Characters consistently misrepresent themselves, too, often withholding details about shameful, incriminating histories. In “Brulard’s Day,” Eve Brulard never mentions her desertion of her family until her estranged husband appears. In another story, the “Death of Claude Francois,” Doctor Zaka appears so prim and forthright in the initial passages that we don’t suspect foul play, even as she’s endangering her child under our watch. This is typical of NDiaye’s characters, who are capable of making good first impressions, though in hindsight, certain ticks should have warned us.

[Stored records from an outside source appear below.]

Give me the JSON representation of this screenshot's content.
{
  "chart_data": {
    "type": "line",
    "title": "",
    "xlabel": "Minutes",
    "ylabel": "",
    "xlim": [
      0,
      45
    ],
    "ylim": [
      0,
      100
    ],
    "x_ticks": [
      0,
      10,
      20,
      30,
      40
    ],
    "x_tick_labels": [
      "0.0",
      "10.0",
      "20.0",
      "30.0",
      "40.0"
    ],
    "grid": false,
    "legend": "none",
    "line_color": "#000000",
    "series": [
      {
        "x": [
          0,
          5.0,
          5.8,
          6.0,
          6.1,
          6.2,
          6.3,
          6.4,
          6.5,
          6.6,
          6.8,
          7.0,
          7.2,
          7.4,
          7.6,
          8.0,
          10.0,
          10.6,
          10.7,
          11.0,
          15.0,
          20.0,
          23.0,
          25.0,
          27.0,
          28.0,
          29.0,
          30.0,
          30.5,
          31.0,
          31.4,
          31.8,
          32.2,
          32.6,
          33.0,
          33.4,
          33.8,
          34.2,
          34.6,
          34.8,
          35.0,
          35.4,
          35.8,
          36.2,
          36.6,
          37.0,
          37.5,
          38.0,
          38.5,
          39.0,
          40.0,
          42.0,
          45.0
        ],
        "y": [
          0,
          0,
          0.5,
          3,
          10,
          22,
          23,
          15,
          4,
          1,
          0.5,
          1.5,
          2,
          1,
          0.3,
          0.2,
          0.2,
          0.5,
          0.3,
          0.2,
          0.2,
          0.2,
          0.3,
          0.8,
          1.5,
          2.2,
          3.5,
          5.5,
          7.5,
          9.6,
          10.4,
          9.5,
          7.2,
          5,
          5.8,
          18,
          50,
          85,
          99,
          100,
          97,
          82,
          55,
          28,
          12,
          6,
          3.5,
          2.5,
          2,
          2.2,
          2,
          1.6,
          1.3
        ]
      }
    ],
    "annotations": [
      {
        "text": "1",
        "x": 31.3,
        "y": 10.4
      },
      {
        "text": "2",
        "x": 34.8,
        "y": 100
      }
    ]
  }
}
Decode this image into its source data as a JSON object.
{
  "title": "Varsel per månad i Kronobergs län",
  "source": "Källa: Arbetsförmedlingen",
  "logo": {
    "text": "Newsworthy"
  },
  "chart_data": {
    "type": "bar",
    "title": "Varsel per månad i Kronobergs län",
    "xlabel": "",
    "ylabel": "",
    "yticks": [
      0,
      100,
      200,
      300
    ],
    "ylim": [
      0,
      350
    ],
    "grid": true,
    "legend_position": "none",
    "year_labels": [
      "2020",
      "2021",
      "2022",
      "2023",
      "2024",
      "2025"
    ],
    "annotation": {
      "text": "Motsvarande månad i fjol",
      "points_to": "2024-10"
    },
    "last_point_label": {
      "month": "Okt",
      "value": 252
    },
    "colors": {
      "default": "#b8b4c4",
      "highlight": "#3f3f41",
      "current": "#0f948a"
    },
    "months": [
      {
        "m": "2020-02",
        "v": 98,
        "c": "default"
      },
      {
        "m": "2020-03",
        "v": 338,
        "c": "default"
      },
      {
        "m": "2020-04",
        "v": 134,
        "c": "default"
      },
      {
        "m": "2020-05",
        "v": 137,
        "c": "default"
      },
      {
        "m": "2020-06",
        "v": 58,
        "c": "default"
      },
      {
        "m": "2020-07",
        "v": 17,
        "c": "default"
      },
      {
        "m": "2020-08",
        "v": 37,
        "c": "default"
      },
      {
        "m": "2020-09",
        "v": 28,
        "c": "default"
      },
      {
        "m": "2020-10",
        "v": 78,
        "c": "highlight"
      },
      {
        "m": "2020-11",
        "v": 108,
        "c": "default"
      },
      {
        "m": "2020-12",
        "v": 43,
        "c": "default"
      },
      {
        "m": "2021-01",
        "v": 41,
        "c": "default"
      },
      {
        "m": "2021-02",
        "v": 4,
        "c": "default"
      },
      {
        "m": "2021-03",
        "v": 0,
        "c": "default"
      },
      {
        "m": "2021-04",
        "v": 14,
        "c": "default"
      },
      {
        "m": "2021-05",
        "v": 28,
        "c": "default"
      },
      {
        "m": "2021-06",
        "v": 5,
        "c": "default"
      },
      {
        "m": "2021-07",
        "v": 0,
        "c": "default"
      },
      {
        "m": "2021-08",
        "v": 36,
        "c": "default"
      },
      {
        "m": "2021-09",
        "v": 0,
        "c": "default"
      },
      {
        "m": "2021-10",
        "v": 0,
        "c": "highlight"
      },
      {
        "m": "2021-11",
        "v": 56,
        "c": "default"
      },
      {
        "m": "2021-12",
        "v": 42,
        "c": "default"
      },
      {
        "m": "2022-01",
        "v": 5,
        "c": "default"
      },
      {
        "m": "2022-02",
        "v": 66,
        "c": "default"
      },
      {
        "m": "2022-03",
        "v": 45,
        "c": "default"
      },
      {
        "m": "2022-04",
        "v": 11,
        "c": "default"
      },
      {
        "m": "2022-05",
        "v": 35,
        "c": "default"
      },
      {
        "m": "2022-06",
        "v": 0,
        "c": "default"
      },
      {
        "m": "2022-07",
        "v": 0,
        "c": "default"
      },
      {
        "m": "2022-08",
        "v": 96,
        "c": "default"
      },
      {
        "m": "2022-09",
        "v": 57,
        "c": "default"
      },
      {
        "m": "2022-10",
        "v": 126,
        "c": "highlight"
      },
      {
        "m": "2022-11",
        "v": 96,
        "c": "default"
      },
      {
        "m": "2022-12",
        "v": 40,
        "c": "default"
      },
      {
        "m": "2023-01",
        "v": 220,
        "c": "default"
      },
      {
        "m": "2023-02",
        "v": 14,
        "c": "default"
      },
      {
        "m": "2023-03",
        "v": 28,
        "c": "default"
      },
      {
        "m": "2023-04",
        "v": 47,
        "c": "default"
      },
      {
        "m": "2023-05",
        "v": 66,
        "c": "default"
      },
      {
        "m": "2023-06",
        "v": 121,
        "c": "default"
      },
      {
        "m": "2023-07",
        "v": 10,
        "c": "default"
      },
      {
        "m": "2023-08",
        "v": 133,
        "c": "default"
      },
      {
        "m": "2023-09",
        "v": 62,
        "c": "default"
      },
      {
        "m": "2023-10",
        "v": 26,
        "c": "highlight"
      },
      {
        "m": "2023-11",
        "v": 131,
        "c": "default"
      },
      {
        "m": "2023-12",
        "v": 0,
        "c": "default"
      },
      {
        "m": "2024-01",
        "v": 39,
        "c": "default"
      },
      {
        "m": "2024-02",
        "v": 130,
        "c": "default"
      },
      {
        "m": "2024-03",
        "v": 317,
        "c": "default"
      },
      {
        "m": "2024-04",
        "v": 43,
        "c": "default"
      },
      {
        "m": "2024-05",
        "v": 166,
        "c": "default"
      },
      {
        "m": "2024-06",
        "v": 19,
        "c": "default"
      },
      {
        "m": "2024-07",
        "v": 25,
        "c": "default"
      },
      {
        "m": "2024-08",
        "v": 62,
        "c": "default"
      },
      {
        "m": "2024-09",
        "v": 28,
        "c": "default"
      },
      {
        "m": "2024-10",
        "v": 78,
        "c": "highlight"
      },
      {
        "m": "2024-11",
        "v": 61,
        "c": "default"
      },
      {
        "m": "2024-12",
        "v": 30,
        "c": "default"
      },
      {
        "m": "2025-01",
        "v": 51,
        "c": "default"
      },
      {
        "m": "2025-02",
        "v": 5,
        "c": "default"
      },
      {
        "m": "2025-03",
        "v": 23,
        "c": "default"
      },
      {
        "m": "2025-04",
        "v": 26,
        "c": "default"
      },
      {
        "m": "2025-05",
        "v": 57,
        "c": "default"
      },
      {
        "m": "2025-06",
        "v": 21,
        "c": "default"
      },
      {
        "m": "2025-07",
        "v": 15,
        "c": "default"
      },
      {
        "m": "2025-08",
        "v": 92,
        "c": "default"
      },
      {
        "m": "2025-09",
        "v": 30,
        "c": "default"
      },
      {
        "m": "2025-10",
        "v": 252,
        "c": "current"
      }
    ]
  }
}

Unreliable though they may be, NDiaye’s characters are never deliberately deceptive; they can’t help themselves. They are at such pains to forget their traumas that often they’re as stunned as we are when their enemies turn out to be their closest allies, and friends, strangers. Meanwhile, we readers believe what we’re told, despite mounting evidence that something is amiss. These conditions inspire a sort of fleeting, backstabbing romance between NDiaye’s readers and the fictional characters of All My Friends. As readers progress through a story, we are made to realize that all our earlier ideas were wrong, and we gradually rediscover these characters in their many incarnations. We figure out too late that we had been rallying for the wrong people. As you can imagine, this effect can be quite disorienting on readers in pursuit of knowing, or “relating to,” a character. In this way, the story collection works like an enchanted house with a series of trap doors and floors that disappear beneath you, a structure whose dimensions were misrepresented in the plans. It’s not only that we feel duped; it’s that we feel the rules of our rational world have been upended. We might feel like the residents of a small Cleveland neighborhood who discovered that their local school-bus driver, the friendly jazz musician who made quiet appearances at backyard barbeques, Ariel Castro, had been holding three women prisoner in his home for a decade.

NDiaye designs her stories to foster misunderstanding. In an interview with The Nervous Breakdown, Jordan Stump, the translator of All My Friends, has said that NDiaye’s collection “adamantly refuses to give away the context that would make her meaning entirely perceptible.” Concealed within the elegant design of these stories are twisting plot structures, unreliable narrators who periodically suffer from amnesia, and a narrative lens so shortsighted that the reader’s vision is drastically obstructed. People and events seem to brush up against us and we can’t figure out whether these sensations should please or horrify. NDiaye steers us straight towards the terror of discovering that everyone, especially all our friends, is just a hairsbreadth away from being completely unfathomable.

Works Cited

Esposito, Scott. “New Directions in Publishing: Jordan Stump, translator of All My Friends, by Marie NDiaye.” The Nervous Breakdown. The Nervous Breakdown, 19 April 2013. Web. 3 March 2014.